Second, the voters of California have already enacted a safeguard against prosecutorial overreach on juvenile cases. Since the passage of Proposition 57 in 2016, juveniles can only be tried as adults by order of a judge after a hearing. I sat in on one of these hearings, for Lindsey, on Wednesday. What did I see? Lindsey is being represented by what appears to be a good lawyer. That lawyer presented a forensic psychologist who will make the argument that Lindsey is capable of rehabilitation. This hearing will be exhaustive and be spread over three days. A juvenile court judge will decide whether the young man will be tried as an adult or a juvenile. This is no rubber stamp for prosecutors. The defendant is getting his day in court.
Third, the prosecution of juveniles as adults is rare. In Sacramento County, in 2016, the Sacramento County District Attorney filed 7,230 cases in juvenile court. In only three of those cases did the DA recommend that the youth be tried as an adult. In 2017, the DA filed 6,249 cases in juvenile court and only recommended that six be tried as adults. The Chronicle of Social Change, an online publication which covers juvenile justice, wrote that only 32 youths statewide were transferred to be tried as a adults the year after Proposition 57 passed.

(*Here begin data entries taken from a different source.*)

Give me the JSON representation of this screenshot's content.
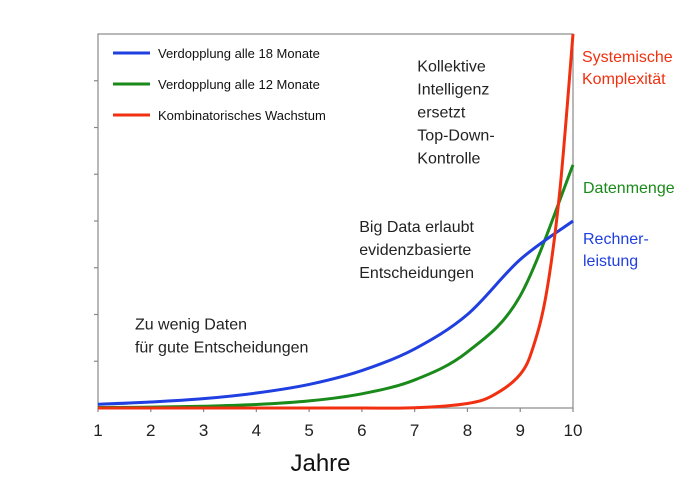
{
  "chart_data": {
    "type": "line",
    "title": "",
    "xlabel": "Jahre",
    "ylabel": "",
    "xlim": [
      1,
      10
    ],
    "ylim": [
      0,
      1
    ],
    "x_ticks": [
      1,
      2,
      3,
      4,
      5,
      6,
      7,
      8,
      9,
      10
    ],
    "y_tick_count": 8,
    "grid": false,
    "legend_position": "top-left",
    "series": [
      {
        "name": "Verdopplung alle 18 Monate",
        "end_label": "Rechner-\nleistung",
        "color": "#1f3fe0",
        "x": [
          1,
          2,
          3,
          4,
          5,
          6,
          7,
          8,
          9,
          10
        ],
        "values": [
          0.01,
          0.016,
          0.025,
          0.04,
          0.063,
          0.1,
          0.158,
          0.25,
          0.397,
          0.5
        ]
      },
      {
        "name": "Verdopplung alle 12 Monate",
        "end_label": "Datenmenge",
        "color": "#1a8a1a",
        "x": [
          1,
          2,
          3,
          4,
          5,
          6,
          7,
          8,
          9,
          10
        ],
        "values": [
          0.0012,
          0.0023,
          0.0047,
          0.0094,
          0.019,
          0.038,
          0.075,
          0.15,
          0.3,
          0.65
        ]
      },
      {
        "name": "Kombinatorisches Wachstum",
        "end_label": "Systemische\nKomplexität",
        "color": "#f03010",
        "x": [
          1,
          2,
          3,
          4,
          5,
          6,
          7,
          8,
          8.5,
          9,
          9.25,
          9.5,
          9.75,
          10
        ],
        "values": [
          0,
          0,
          0,
          0,
          0,
          0,
          0.0005,
          0.012,
          0.035,
          0.09,
          0.165,
          0.31,
          0.58,
          1.0
        ]
      }
    ],
    "annotations": [
      {
        "text": "Zu wenig Daten\nfür gute  Entscheidungen",
        "x": 1.7,
        "y": 0.21
      },
      {
        "text": "Big Data erlaubt\nevidenzbasierte\nEntscheidungen",
        "x": 5.95,
        "y": 0.47
      },
      {
        "text": "Kollektive\nIntelligenz\nersetzt\nTop-Down-\nKontrolle",
        "x": 7.05,
        "y": 0.9
      }
    ]
  }
}
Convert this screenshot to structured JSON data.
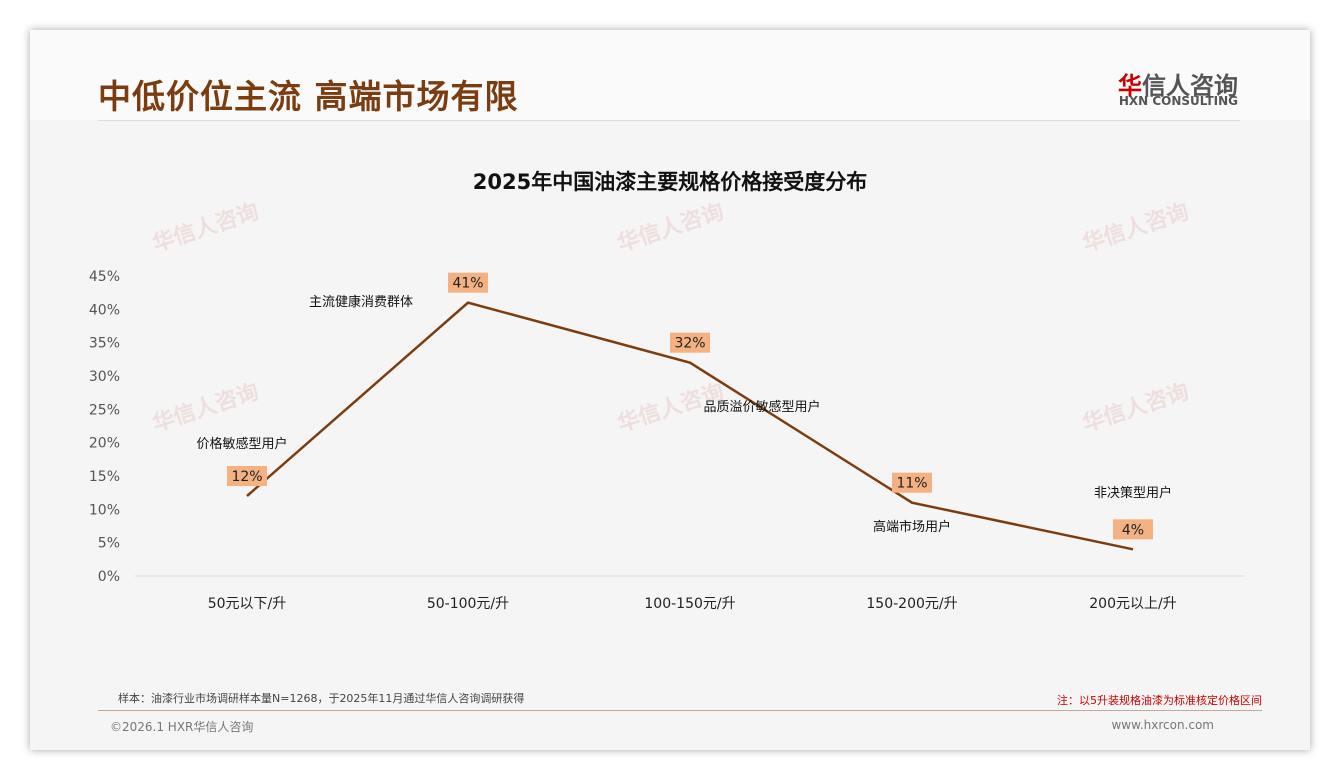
{
  "header": {
    "title": "中低价位主流 高端市场有限",
    "logo_cn_red": "华",
    "logo_cn": "信人咨询",
    "logo_en": "HXN CONSULTING"
  },
  "watermark": "华信人咨询 HXN CONSULTING",
  "chart_data": {
    "type": "line",
    "title": "2025年中国油漆主要规格价格接受度分布",
    "categories": [
      "50元以下/升",
      "50-100元/升",
      "100-150元/升",
      "150-200元/升",
      "200元以上/升"
    ],
    "values": [
      12,
      41,
      32,
      11,
      4
    ],
    "data_labels": [
      "12%",
      "41%",
      "32%",
      "11%",
      "4%"
    ],
    "annotations": [
      "价格敏感型用户",
      "主流健康消费群体",
      "品质溢价敏感型用户",
      "高端市场用户",
      "非决策型用户"
    ],
    "ylim": [
      0,
      45
    ],
    "yticks": [
      "0%",
      "5%",
      "10%",
      "15%",
      "20%",
      "25%",
      "30%",
      "35%",
      "40%",
      "45%"
    ],
    "grid": false,
    "line_color": "#7b3d10",
    "label_bg": "#f4b183"
  },
  "footer": {
    "sample": "样本：油漆行业市场调研样本量N=1268，于2025年11月通过华信人咨询调研获得",
    "note": "注：以5升装规格油漆为标准核定价格区间",
    "copyright": "©2026.1 HXR华信人咨询",
    "website": "www.hxrcon.com"
  }
}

These cases don’t get so much attention because legions of young people are being tried as adults in California. They get attention because the crimes are so bad.
If you strip the ability of a DA to recommend a special and specific course of action in a small subset of heinous crimes, then you are suggesting that all juveniles can be rehabilitated. You are suggesting that there are no exceptions to the rule. And there is simply no science that would suggest a thing.
In the case of Clavo, the killing wasn’t only startling because it was carried out in plain sight. Clavo’s killing created a chilling effect as Sacramento Police struggled to persuade numerous eye witnesses to cooperate and tell authorities what they saw.
Clavo’s friends drove him back to Grant High where school staff attempted CPR on his lifeless body.
“It’s a loss I will feel for the rest of my life,” said Clavo’s mother, Nicole. in the hearing for Lindsey on Wednesday. “Every day I have a horrible feeling in the pit of my stomach. “
Clavo called SB 1391 “a slap in the face” to the families of victims.
Maupin’s granddaughter, Sara Rice, told The Bee that Marsh knew what he was doing. “He was calculated, he was smart and he committed the perfect crime two weeks before he turned 16,” she said. “...This psychopath – this convicted murderer – is already serving too short a sentence for what he did.”
Victoria Hurd, the daughter Maupin, said, “As a victim, this is my life sentence and the life sentence of my family.”
The fear of Yolo County authorities is that if SB 1391 is signed by Brown, it would be applied to Marsh retroactively. The fear is that he would be released by juvenile detention officials at 25. Marsh was convicted before the Prop. 57, which is now being applied to him retroactively. He has the juvenile court transfer hearing that all juveniles have had since 2016.
That hearing is scheduled for Oct 1.
Lindsey’s hearing is scheduled to conclude Oct 5.
“I lost my baby boy,” Clavo said. “I have to go to a graveyard to see him. I have to talk to a headstone. I have to watch videos to hear my son’s voice.”
Gov. Brown. you weren’t in court to hear Nicole Clavo speak. But her words speak to you nonetheless. Some crimes cross barriers of humanity that are beyond redemption. If we pretend that these crimes and criminals don’t exist, we make California less safe and create a legacy of pain for the future.
Gov. Brown, you know you face a Sept. 30 deadline to get this right. Don’t let SB 1391 become law, Governor. We’ll all regret it.